Benjamini-Hochberg Procedure

To control FDR at level \(q\):

Sort p-values: \(p_{(1)} \le \cdots \le p_{(m)}\).
Compute BH thresholds:

\[ \frac{1}{m}q,\ \frac{2}{m}q,\ \ldots,\ \frac{m}{m}q \]

Find the largest rank \(k\) where:

\[ p_{(k)} \le \frac{k}{m}q \]

Reject all hypotheses ranked \(1\) through \(k\).

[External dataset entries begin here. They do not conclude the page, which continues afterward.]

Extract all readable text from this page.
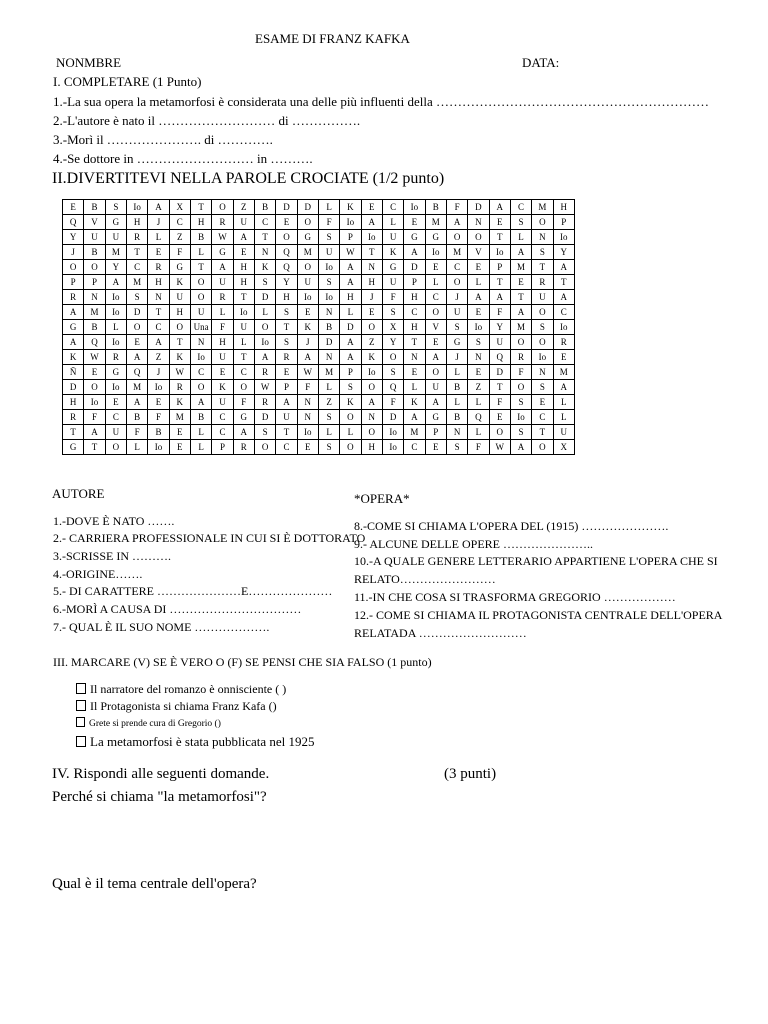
ESAME DI FRANZ KAFKA
NONMBRE	DATA:
I. COMPLETARE (1 Punto)
1.-La sua opera la metamorfosi è considerata una delle più influenti della ………………………………………………………
2.-L'autore è nato il ……………………… di …………….
3.-Morì il …………………. di ………….
4.-Se dottore in ……………………… in ……….
II.DIVERTITEVI NELLA PAROLE CROCIATE (1/2 punto)
E	B	S	Io	A	X	T	O	Z	B	D	D	L	K	E	C	Io	B	F	D	A	C	M	H
Q	V	G	H	J	C	H	R	U	C	E	O	F	Io	A	L	E	M	A	N	E	S	O	P
Y	U	U	R	L	Z	B	W	A	T	O	G	S	P	Io	U	G	G	O	O	T	L	N	Io
J	B	M	T	E	F	L	G	E	N	Q	M	U	W	T	K	A	Io	M	V	Io	A	S	Y
O	O	Y	C	R	G	T	A	H	K	Q	O	Io	A	N	G	D	E	C	E	P	M	T	A
P	P	A	M	H	K	O	U	H	S	Y	U	S	A	H	U	P	L	O	L	T	E	R	T
R	N	Io	S	N	U	O	R	T	D	H	Io	Io	H	J	F	H	C	J	A	A	T	U	A
A	M	Io	D	T	H	U	L	Io	L	S	E	N	L	E	S	C	O	U	E	F	A	O	C
G	B	L	O	C	O	Una	F	U	O	T	K	B	D	O	X	H	V	S	Io	Y	M	S	Io
A	Q	Io	E	A	T	N	H	L	Io	S	J	D	A	Z	Y	T	E	G	S	U	O	O	R
K	W	R	A	Z	K	Io	U	T	A	R	A	N	A	K	O	N	A	J	N	Q	R	Io	E
Ñ	E	G	Q	J	W	C	E	C	R	E	W	M	P	Io	S	E	O	L	E	D	F	N	M
D	O	Io	M	Io	R	O	K	O	W	P	F	L	S	O	Q	L	U	B	Z	T	O	S	A
H	Io	E	A	E	K	A	U	F	R	A	N	Z	K	A	F	K	A	L	L	F	S	E	L
R	F	C	B	F	M	B	C	G	D	U	N	S	O	N	D	A	G	B	Q	E	Io	C	L
T	A	U	F	B	E	L	C	A	S	T	Io	L	L	O	Io	M	P	N	L	O	S	T	U
G	T	O	L	Io	E	L	P	R	O	C	E	S	O	H	Io	C	E	S	F	W	A	O	X
AUTORE	*OPERA*
1.-DOVE È NATO …….
2.- CARRIERA PROFESSIONALE IN CUI SI È DOTTORATO
3.-SCRISSE IN ……….
4.-ORIGINE…….
5.- DI CARATTERE …………………E…………………
6.-MORÌ A CAUSA DI ……………………………
7.- QUAL È IL SUO NOME ……………….
8.-COME SI CHIAMA L'OPERA DEL (1915) ………………….
9.- ALCUNE DELLE OPERE …………………..
10.-A QUALE GENERE LETTERARIO APPARTIENE L'OPERA CHE SI
RELATO……………………
11.-IN CHE COSA SI TRASFORMA GREGORIO ………………
12.- COME SI CHIAMA IL PROTAGONISTA CENTRALE DELL'OPERA
RELATADA ………………………
III. MARCARE (V) SE È VERO O (F) SE PENSI CHE SIA FALSO (1 punto)
Il narratore del romanzo è onnisciente ( )
Il Protagonista si chiama Franz Kafa ()
Grete si prende cura di Gregorio ()
La metamorfosi è stata pubblicata nel 1925
IV. Rispondi alle seguenti domande.	(3 punti)
Perché si chiama "la metamorfosi"?
Qual è il tema centrale dell'opera?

Example: Ten p-values, controlling FDR at \(q = 0.10\):

Rank	p-value	BH threshold
1	0.002	0.01
2	0.009	0.02
3	0.015	0.03
4	0.022	0.04
5	0.048	0.05
6	0.071	0.06

Largest passing rank is \(k = 5\), so reject the first 5 hypotheses.

Comparing the Methods

Method	Controls	Typical use	Main tradeoff
No adjustment	per-test error	single planned test	false positives accumulate
Bonferroni	FWER	high-stakes confirmatory testing	conservative
Holm	FWER	confirmatory testing with more power	slightly more complex
BH	FDR	large-scale discovery	allows some false discoveries

Practical Workflow

Before running the analysis:

Define the family of tests.
Decide whether the goal is FWER control or FDR control.
- (depends on the scientific goal)
Choose \(\alpha\) or \(q\).
Run all planned tests.
Report adjusted results and the method used.